As Table 3 below shows, 16 of the 40 models actually got worse fuel economy in 2005 than they did in 1996.  One showed no improvement and 10 had minimal improvement of less than 1 mpg.  Eleven showed improvement of over 1 mpg. (For two there were no matching 2005 models.)

The two stars were Toyota Camry (3.7 mpg and 16.0% improvement) and Toyota Corolla (3.4 mpg and 11.7% improvement).  The Chevy Lumina/Monte Carlo also improved considerably— by 2.3 mpg and 10.4%.  The three models with the greatest deterioration were Saturn SL (-2.8 mpg and -9.3%)  Chevy S10 (-2.5 mpg and -11.0%), and Nissan Sentra (-2.3 mpg and -7.3%).

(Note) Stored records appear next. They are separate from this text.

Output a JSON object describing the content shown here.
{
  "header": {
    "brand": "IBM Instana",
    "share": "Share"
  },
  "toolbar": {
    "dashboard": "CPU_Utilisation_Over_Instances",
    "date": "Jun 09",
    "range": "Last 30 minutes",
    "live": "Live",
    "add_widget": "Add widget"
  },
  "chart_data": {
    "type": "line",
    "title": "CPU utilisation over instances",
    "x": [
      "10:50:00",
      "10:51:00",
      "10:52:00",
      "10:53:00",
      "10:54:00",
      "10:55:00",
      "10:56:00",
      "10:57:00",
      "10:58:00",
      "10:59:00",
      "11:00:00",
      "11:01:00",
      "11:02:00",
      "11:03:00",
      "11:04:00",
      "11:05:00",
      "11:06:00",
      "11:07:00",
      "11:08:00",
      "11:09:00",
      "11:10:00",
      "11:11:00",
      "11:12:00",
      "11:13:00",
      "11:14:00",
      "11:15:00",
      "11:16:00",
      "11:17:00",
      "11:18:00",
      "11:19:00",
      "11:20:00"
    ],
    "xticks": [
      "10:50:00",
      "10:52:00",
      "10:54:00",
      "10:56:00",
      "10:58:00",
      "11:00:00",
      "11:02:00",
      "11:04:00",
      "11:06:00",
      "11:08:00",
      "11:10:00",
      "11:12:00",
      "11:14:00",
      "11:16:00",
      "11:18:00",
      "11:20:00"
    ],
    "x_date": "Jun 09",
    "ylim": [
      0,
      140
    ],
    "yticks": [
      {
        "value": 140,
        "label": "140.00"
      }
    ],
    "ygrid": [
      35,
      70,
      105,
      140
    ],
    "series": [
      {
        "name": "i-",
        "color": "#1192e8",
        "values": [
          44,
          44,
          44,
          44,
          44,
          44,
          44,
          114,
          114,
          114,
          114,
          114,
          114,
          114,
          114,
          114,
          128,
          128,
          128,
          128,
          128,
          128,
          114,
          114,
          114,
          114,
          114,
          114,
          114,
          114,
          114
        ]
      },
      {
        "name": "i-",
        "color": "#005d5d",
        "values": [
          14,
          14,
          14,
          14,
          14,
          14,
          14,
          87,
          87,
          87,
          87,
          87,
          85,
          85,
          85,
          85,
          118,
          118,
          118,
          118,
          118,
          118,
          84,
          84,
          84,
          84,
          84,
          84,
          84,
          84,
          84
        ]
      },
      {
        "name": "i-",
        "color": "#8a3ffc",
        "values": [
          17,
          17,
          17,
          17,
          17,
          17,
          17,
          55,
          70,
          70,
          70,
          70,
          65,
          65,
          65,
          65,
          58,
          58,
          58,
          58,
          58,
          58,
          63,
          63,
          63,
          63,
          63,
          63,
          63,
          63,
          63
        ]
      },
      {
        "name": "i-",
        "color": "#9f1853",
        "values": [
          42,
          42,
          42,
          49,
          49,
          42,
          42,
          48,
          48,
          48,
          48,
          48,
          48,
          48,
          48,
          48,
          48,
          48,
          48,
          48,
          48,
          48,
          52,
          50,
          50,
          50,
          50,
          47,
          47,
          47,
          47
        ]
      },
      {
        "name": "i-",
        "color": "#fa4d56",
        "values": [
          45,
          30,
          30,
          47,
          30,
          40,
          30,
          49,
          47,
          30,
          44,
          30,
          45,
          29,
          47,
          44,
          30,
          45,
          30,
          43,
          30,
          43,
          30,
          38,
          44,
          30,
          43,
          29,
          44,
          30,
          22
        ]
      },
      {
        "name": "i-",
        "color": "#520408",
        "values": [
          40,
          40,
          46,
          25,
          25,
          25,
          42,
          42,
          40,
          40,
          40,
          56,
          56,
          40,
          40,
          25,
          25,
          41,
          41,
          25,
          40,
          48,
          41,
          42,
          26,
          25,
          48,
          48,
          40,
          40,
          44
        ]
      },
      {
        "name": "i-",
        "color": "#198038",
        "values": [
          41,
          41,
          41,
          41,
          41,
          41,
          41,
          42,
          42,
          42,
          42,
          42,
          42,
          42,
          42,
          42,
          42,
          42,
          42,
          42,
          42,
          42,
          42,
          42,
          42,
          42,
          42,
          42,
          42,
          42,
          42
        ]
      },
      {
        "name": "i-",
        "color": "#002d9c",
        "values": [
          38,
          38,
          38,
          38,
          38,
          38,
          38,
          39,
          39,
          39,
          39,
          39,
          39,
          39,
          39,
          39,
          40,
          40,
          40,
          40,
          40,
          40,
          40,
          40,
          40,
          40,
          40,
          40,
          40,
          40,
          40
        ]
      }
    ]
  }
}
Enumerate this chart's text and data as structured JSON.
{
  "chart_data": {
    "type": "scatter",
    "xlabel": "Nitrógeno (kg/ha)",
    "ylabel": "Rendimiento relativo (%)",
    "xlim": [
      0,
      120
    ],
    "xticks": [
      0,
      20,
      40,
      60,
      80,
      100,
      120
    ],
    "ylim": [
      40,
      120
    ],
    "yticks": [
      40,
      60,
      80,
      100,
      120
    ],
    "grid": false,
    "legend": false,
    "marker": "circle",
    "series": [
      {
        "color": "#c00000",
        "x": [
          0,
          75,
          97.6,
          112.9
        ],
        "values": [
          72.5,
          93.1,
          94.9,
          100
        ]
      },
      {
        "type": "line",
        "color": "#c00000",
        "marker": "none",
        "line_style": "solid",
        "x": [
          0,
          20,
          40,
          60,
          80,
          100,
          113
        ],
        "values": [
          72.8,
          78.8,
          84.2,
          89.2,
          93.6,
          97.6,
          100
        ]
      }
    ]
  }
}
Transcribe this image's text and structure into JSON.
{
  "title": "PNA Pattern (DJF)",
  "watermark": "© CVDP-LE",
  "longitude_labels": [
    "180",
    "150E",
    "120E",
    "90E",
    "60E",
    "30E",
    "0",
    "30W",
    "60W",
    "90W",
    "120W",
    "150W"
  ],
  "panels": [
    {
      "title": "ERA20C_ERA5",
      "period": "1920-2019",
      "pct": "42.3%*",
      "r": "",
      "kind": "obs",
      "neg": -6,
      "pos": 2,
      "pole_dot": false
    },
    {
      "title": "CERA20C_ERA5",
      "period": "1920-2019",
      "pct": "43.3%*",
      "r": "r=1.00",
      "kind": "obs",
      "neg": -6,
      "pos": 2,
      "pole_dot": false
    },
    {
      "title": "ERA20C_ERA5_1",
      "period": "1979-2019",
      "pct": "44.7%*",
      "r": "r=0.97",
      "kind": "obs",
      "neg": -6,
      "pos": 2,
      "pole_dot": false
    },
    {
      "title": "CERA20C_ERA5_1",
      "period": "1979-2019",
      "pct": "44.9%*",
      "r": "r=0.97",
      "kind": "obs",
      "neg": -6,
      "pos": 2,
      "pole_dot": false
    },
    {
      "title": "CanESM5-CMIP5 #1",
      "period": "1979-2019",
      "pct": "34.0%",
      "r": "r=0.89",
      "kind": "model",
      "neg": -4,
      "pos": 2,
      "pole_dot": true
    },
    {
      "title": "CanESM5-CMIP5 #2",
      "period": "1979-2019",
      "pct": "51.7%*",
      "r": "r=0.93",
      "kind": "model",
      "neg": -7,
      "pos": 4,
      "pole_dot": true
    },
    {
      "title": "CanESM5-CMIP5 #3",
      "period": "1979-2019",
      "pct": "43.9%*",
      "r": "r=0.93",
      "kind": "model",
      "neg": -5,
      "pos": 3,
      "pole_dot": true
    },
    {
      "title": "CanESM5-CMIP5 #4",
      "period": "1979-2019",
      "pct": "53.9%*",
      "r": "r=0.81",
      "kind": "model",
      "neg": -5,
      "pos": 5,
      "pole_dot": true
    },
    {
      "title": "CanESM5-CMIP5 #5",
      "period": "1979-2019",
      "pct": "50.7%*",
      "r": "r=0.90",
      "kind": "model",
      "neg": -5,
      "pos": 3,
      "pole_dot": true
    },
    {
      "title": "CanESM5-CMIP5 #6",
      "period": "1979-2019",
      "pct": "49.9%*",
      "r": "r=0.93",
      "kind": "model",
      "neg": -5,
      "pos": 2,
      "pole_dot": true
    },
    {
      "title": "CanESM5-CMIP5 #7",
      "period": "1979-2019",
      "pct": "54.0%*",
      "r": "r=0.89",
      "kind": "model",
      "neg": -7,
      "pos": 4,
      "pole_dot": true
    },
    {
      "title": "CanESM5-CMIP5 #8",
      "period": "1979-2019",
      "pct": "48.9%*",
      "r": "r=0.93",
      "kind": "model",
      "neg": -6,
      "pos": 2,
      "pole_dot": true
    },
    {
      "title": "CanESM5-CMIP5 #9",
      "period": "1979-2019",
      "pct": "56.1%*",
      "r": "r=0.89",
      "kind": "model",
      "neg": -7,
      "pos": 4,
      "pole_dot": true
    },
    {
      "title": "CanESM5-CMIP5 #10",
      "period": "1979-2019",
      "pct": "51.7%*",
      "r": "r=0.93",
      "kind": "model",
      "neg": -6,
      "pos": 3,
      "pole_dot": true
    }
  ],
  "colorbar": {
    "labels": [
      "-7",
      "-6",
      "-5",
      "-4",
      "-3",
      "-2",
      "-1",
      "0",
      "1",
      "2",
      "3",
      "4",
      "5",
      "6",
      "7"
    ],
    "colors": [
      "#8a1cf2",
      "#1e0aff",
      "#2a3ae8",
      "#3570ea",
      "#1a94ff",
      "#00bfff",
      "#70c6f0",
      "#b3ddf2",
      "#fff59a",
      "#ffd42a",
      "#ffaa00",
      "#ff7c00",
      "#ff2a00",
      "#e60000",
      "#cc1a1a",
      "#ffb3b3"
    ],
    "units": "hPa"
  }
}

The report also examined the change in vehicle weight, horsepower, and engine size from 1996 to 2005.  Each factor increased substantially: horsepower 27%; weight 11%; and, engine size 7%.  These increases corresponded with the increase in SUVs and helped keep overall fuel economy from improving.  Nevertheless, as indicated, some companies, in spite of these overall increases, managed to improve their overall fuel economy by using new technologies.